Anyway, back to the story…
The support call seemed simple enough
A Managed Service Provider customer of ours with multiple VDI deployments had been happily using our load balancers for a large clustered web filter for several years. Then after a bunch of network changes they started getting strange behaviour. The load balancing had become uneven, and sometimes servers would keep taking traffic — even when they had been put in maintenance mode.
My first educated guess was they’d miss-configured a server.

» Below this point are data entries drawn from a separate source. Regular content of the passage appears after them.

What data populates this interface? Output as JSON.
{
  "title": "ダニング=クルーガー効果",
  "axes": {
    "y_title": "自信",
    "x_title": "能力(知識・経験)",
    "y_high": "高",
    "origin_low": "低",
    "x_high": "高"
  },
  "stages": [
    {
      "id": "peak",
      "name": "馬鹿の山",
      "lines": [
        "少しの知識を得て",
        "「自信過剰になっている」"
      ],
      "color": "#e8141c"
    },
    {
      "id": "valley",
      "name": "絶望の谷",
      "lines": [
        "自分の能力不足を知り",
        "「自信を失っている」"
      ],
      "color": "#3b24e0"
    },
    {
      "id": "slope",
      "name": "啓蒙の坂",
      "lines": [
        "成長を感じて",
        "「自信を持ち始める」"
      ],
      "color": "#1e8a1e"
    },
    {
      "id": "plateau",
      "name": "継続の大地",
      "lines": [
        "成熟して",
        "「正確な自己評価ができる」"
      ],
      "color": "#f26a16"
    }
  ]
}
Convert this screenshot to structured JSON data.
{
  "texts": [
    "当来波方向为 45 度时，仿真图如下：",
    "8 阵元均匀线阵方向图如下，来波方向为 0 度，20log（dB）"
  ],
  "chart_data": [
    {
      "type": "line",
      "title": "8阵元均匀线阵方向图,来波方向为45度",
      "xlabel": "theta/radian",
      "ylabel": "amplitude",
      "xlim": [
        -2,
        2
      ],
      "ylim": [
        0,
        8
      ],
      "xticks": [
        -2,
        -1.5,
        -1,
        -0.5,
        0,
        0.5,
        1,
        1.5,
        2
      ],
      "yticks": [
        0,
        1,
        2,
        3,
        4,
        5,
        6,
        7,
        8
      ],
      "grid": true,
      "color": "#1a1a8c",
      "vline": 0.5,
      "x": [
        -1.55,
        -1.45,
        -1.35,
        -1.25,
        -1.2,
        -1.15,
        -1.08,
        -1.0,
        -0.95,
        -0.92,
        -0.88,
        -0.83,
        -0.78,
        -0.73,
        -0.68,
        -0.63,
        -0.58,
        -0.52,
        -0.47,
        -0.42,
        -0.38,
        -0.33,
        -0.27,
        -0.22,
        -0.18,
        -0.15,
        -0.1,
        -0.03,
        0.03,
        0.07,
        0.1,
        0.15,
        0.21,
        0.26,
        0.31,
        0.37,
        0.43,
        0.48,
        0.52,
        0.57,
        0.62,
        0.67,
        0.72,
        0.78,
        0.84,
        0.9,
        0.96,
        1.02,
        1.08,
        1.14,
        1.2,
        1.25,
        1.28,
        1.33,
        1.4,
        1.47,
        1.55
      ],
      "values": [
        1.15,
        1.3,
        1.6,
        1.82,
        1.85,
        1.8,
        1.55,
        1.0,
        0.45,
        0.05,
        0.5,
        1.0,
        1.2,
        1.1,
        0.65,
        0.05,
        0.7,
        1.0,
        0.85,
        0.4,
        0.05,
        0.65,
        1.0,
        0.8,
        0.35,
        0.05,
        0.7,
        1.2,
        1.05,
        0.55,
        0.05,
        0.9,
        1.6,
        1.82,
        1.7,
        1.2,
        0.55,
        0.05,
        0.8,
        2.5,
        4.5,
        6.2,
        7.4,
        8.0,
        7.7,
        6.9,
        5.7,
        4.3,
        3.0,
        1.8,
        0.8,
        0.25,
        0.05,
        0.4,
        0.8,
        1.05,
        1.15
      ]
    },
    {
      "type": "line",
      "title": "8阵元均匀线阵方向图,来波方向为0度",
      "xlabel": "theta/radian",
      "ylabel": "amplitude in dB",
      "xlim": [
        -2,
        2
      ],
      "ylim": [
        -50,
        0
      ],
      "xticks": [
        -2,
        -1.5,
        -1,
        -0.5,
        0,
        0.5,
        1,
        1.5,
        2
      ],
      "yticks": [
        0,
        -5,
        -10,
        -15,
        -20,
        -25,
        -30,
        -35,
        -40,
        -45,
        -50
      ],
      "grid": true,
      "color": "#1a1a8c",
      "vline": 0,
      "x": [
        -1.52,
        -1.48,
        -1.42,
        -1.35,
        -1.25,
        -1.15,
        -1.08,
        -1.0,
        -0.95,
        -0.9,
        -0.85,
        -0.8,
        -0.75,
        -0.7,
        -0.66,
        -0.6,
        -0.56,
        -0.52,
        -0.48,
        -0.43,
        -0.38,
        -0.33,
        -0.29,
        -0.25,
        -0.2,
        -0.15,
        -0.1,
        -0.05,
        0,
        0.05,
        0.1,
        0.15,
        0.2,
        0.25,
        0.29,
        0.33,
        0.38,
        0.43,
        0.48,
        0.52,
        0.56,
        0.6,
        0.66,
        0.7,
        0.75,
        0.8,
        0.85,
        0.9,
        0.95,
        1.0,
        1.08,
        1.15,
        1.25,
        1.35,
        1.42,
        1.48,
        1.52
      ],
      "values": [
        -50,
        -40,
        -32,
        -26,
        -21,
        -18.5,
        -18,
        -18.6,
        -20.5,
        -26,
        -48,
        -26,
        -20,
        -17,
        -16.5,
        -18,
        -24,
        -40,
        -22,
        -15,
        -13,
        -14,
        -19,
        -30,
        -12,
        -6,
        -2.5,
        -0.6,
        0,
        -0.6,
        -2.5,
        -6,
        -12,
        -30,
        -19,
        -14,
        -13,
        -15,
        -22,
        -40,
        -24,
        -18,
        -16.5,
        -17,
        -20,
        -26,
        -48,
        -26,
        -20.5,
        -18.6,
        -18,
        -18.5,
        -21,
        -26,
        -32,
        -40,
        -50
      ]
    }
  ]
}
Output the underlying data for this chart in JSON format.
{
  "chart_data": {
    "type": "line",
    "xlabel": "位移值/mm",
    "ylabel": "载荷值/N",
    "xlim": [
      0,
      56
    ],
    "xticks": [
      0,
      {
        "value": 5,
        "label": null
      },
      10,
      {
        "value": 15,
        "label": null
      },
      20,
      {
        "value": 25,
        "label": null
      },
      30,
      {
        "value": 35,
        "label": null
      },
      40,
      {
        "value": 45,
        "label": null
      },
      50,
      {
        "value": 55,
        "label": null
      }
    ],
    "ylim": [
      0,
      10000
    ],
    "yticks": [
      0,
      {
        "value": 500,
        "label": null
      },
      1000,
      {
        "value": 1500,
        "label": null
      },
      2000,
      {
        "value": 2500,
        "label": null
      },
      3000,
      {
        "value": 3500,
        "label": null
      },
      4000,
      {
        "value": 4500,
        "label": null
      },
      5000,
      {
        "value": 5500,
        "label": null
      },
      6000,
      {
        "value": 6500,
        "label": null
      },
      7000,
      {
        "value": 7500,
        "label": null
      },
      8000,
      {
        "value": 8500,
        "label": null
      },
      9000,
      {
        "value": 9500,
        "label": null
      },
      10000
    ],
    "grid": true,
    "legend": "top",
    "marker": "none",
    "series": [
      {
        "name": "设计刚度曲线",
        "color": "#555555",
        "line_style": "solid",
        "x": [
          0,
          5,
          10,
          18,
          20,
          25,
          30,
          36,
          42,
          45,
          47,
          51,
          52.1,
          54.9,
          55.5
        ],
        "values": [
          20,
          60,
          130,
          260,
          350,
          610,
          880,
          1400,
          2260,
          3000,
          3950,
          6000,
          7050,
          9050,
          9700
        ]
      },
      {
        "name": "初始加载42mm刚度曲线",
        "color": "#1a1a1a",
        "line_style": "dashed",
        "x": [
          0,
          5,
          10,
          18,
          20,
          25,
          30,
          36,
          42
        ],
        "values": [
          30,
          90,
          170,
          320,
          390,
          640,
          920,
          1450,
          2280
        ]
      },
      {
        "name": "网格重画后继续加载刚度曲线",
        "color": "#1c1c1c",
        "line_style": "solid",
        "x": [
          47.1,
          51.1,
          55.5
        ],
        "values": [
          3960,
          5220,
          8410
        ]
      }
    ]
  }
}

They were load balancing the SWGs in explicit mode with Direct Server Return. Did I mention that we love DSR mode? And the most common problem we get when in DSR mode is that all the servers need to be configured correctly for the ARP problem.
But after carefully checking and testing all the settings we couldn't find anything wrong. Everything appeared to be working 90% of the time. Don’t you love diagnosing problems like that?
OK, So how can I isolate what looks like a routing problem?
I was clutching at straws a little bit when I suggested that we configure a separate test cluster using a simple Layer 7 HAProxy configuration. Which obviously wouldn't be source IP transparent but would at least help us figure out if this was a switch/routing problem.
Annoyingly this worked fine, a negative test would have been more useful for diagnosing the network routes. But obviously, this workaround was not source IP transparent (which is the key requirement remember?).
It was around this time that I had another idea...
Hang on, the Diladele SWG is based on Squid, isn't it?
During the conversation, the customer mentioned how much they liked the SWG they were using because it was based on open source technology. Diladele is a web proxy meaning it can be used to filter undesirable content away according to rules defined by a system administrator. It's extremely flexible and based on Squid.
This gives us another possible solution....
As Diladele is, like us, built on open source technology (squid proxy, clamav anti virus, apache web server, etc) it’s possible to make use of ‘proxy protocol’ which, if the reverse proxy sends it, means you can see the connecting machine’s IP address directly in the Diladele interface!
Here is where we can observe the problem we need to solve. In the Diladele web interface navigate to “Traffic Monitor” → “REAL TIME”, you’ll see the IP address of the load balancer, not that of the connecting client machine.
Adding proxy protocol to overcome this limitation:
- You need to tell Diladele to expect the proxy protocol header, when you do this you can no longer connect without using proxy protocol.
a) Navigate to “Squid Proxy” → “SETTINGS”.
b) Find the section that mentions “PROXY protocol” (it might change slightly from this screenshot), enable this.
c) Input the IP addresses of each load balancer separated by a space in the “trusted load balancers” box.
d) Save Changes
e) Apply New Settings and Restart the ICAP server.
f) All being well, you should have a successful restart.
2. Head over to the Loadbalancer.org WebUI. Navigate to “Cluster Configuration” → “Layer 7 - Virtual Services”.
3. Click “Modify” next to the WebSafety virtual service.
4. Scroll down to “Other” and expand the “[Advanced]” section.
5. Select the “Send Proxy Protocol” option and set this to “Send Proxy V1”
6. Click “Update”
7. Click “Reload HAProxy”
Once that is done, the next requests that come through will expose the client IP addresses:
Wow, that's another great technique to balance explicit web filters with the required level of transparency :-).
Hang on... why on earth did a working system suddenly break?
Well, as is often the case, it was nothing to do with the load balancer. Several hours after finding this workaround for the customer they came back to us saying they had discovered the problem. One of the switches on the network had gone haywire after a security update. It was randomly corrupting its ARP cache among other issues. After re-flashing the switch the original cluster settings and servers started working perfectly in DSR mode.
The customer decided to stick with DSR mode (because it's very, very fast), but was impressed with the workaround option!